Depuis deux ans, je pratique la boxe anglaise au Boxing Beats, club d’Aubervilliers.

Cette pratique de vie est une forme d’écriture. Devenir boxeur est en effet une transformation du corps et du mode de vie, tentative qui serait assez désespérée au vu de mon âge si elle n’avait aussi une visée expérimentale et artistique.

Je photographie et filme régulièrement les entrainements, les compétitions, et la vie quotidienne du club.

J’y anime enfin tous les mercredis un groupe de soutien scolaire suivi par les enfants qui boxent dans le club.

J’accumule ainsi mon matériau d’écriture.

Mon but est de tirer un fil d’écriture entre l’entrée dans la carrière de boxeur, et sa sortie, les enfants et les vieux boxeurs

Boxing Paradise

Dans la fiction que je suis en train d'écrire, la salle de boxe est une métaphore des limbes.

Un ange, gardien de l’au-delà, accueille un boxeur agé à l'orée de la vie et de la mort.  "Je ne voyais pas les choses comme ça", s'étonne le boxeur.

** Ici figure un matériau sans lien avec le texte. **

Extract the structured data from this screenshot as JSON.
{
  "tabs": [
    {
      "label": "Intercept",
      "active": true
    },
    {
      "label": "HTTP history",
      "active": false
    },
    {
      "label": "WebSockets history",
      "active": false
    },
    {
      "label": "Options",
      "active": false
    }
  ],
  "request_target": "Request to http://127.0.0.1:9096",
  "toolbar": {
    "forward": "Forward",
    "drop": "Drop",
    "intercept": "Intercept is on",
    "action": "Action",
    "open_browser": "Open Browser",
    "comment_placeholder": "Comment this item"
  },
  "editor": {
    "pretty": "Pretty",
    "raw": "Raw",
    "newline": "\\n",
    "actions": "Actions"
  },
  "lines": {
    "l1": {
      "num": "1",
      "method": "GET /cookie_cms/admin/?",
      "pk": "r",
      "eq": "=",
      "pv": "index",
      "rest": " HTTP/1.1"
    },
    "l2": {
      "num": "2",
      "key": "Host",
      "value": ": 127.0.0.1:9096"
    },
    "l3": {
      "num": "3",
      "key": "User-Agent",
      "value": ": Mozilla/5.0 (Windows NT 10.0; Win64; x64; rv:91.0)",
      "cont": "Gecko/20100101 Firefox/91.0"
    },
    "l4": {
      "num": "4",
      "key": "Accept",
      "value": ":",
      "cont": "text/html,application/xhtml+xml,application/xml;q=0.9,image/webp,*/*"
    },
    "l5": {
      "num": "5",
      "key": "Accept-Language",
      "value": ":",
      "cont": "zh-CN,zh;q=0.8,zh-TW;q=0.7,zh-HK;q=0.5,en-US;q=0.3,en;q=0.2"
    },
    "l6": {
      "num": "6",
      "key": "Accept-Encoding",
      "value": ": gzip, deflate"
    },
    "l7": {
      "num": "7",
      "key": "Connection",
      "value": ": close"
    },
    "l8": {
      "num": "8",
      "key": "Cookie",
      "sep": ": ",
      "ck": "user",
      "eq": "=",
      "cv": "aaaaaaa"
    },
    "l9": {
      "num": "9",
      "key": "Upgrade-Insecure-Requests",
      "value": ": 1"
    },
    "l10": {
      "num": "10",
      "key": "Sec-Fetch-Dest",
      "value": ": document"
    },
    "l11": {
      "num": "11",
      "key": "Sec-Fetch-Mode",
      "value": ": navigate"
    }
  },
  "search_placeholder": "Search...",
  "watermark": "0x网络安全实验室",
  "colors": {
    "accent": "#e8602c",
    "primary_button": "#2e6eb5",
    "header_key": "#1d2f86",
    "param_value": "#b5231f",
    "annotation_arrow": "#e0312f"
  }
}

L'ange lui répond que le paradis prend la forme de ce qu'on a désiré le plus durant sa vie, conscienment ou non. Dans son cas, c'est un club de boxe. La question qui se pose est  : pourra-t-il ou non rester dans ce paradis? Sera-t-il renvoyé sur Terre? Précipité en enfer ? Sa vie, résumée dans sa courte carrière de boxeur, sera donc examinée pour en décider.

Le spectacle revient donc sur sa découverte de la boxe, et le temps qu'il a passé dans un club de boxe, comme un résumé de toute sa vie.

 Dans la mise en scène de Boxing Paradise, je prends le club de boxe comme décor cinématographique, en créant avec Cécile Saint-Paul (vidéaste) une installation formée d’images tournées dans le club de boxe.